ASMH long put positions are structurally bearish; the modeled P&L assumes European-style exercise at expiration and ignores early assignment, transaction costs, dividends paid before expiry on the stock leg (when present), and the bid-ask spread on the listed chain. ASMH positions also carry Financial Services sector concentration risk; news flow inside the sector (peer earnings, regulatory shifts, supply-chain headlines) can move ASMH alongside the broader basket even when ASMH-specific fundamentals are unchanged. Long-premium structures like a long put on ASMH are particularly exposed to IV-crush risk through scheduled events (earnings, FDA decisions, central-bank meetings) where IV typically contracts post-event regardless of the directional outcome. Always rebuild the position from current ASMH chain quotes before placing a trade.

Frequently asked questions

What is a long put on ASMH?
A long put on ASMH is the long put strategy applied to ASMH (etf). The strategy is structurally bearish: A long put buys downside exposure with a fixed maximum loss equal to the premium paid; profit accrues if the underlying closes below the strike minus premium at expiration. With ASMH etf trading near $135.56, the strikes shown on this page are snapped to the nearest listed ASMH chain strike and the premiums come straight from the end-of-day bid/ask midpoint.
How are ASMH long put max profit and max loss calculated?

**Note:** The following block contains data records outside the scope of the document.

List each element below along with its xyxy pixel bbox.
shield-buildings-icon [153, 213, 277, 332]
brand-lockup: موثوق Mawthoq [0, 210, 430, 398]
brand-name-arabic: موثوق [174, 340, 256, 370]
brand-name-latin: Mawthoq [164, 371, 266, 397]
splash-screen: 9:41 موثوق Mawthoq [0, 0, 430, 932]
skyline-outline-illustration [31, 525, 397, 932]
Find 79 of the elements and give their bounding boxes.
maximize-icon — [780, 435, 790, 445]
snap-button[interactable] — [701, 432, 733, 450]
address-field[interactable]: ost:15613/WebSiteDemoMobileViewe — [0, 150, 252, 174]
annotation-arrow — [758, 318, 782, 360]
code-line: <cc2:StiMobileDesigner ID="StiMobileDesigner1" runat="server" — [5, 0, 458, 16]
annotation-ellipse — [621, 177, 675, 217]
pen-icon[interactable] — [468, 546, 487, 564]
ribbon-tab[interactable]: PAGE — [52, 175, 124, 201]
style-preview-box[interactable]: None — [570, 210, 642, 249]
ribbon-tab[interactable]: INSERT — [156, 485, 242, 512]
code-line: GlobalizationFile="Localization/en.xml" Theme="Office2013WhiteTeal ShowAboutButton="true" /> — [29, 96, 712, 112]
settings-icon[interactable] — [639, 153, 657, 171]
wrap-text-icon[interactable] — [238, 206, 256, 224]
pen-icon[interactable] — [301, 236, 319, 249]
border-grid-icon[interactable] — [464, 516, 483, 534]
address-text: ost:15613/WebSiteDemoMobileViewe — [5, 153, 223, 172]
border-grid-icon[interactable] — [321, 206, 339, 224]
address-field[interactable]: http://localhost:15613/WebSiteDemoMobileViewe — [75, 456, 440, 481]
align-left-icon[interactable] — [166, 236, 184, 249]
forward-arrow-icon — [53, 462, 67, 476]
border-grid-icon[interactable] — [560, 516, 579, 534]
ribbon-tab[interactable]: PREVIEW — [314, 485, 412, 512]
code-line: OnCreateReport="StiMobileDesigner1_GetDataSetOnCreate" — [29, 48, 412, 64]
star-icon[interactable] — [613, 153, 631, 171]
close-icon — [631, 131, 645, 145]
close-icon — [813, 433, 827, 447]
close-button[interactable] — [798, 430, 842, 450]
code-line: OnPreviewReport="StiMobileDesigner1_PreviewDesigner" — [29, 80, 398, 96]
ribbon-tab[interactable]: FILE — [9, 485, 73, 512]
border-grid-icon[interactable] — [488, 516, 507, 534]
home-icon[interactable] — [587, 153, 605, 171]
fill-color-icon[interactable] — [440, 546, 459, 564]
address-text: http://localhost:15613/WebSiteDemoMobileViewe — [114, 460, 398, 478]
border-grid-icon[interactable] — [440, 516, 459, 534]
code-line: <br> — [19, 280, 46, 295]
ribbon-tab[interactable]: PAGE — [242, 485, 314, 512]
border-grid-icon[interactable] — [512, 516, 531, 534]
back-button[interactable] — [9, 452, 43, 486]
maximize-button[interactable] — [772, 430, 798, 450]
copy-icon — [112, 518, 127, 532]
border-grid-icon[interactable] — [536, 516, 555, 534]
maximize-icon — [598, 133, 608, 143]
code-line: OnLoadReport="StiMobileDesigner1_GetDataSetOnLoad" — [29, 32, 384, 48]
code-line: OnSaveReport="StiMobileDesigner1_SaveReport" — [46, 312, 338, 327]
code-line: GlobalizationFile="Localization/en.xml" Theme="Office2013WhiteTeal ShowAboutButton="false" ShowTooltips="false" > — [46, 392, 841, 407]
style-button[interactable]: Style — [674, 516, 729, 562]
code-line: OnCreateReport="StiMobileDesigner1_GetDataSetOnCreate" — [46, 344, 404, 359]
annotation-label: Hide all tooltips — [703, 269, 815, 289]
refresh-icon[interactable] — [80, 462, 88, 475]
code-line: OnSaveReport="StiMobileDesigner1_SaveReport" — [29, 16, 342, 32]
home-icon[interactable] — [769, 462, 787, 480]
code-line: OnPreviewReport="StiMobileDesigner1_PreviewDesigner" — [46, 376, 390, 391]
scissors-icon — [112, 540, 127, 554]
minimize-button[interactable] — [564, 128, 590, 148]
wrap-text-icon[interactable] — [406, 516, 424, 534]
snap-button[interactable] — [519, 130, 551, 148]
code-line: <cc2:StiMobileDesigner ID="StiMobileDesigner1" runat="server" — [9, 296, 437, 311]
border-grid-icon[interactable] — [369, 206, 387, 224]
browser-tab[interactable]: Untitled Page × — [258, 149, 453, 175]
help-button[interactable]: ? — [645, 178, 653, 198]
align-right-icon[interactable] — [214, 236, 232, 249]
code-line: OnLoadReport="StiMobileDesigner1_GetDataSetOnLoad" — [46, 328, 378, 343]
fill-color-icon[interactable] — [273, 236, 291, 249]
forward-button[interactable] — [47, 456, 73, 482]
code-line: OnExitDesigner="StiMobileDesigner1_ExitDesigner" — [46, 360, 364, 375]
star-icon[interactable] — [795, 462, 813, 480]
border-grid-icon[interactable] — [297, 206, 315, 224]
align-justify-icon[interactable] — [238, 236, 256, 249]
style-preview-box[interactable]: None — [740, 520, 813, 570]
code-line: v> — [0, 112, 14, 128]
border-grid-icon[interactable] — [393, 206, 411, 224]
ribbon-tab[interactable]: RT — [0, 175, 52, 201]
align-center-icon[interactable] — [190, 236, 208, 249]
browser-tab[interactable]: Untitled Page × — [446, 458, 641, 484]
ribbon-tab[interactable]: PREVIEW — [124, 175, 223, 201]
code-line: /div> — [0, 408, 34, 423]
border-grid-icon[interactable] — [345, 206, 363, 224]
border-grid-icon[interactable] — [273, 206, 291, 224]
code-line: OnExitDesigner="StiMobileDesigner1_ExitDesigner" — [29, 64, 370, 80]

Max profit equals the strike minus premium times 100 (reached at zero); max loss equals the premium times 100. Breakeven is strike minus premium. For the ASMH long put priced from the end-of-day chain at a 30-day expiry (ATM IV 67.10%), the computed maximum profit is $12,699.00 per contract and the computed maximum loss is -$800.00 per contract. Live intraday quotes will differ as the chain moves through the trading session.
What is the breakeven for a ASMH long put?
The breakeven for the ASMH long put priced on this page is roughly $127.00 at expiration, derived from end-of-day chain premiums. Breakeven is the underlying price at which the strategy's P&L crosses zero ignoring transaction costs and assignment risk. The current ASMH market-implied 1-standard-deviation expected move is approximately 19.24%; if the move sits well outside the breakeven distance, the structure's risk-reward becomes correspondingly tighter.
When should you consider a long put on ASMH?
Long puts on ASMH hedge an existing long ASMH etf position or express a bearish view with defined risk; position sizing typically scales the put notional to the underlying ASMH exposure being hedged.
How does current ASMH implied volatility affect this long put?
Current ASMH ATM IV is 67.10%; IV rank context is unavailable in the current snapshot.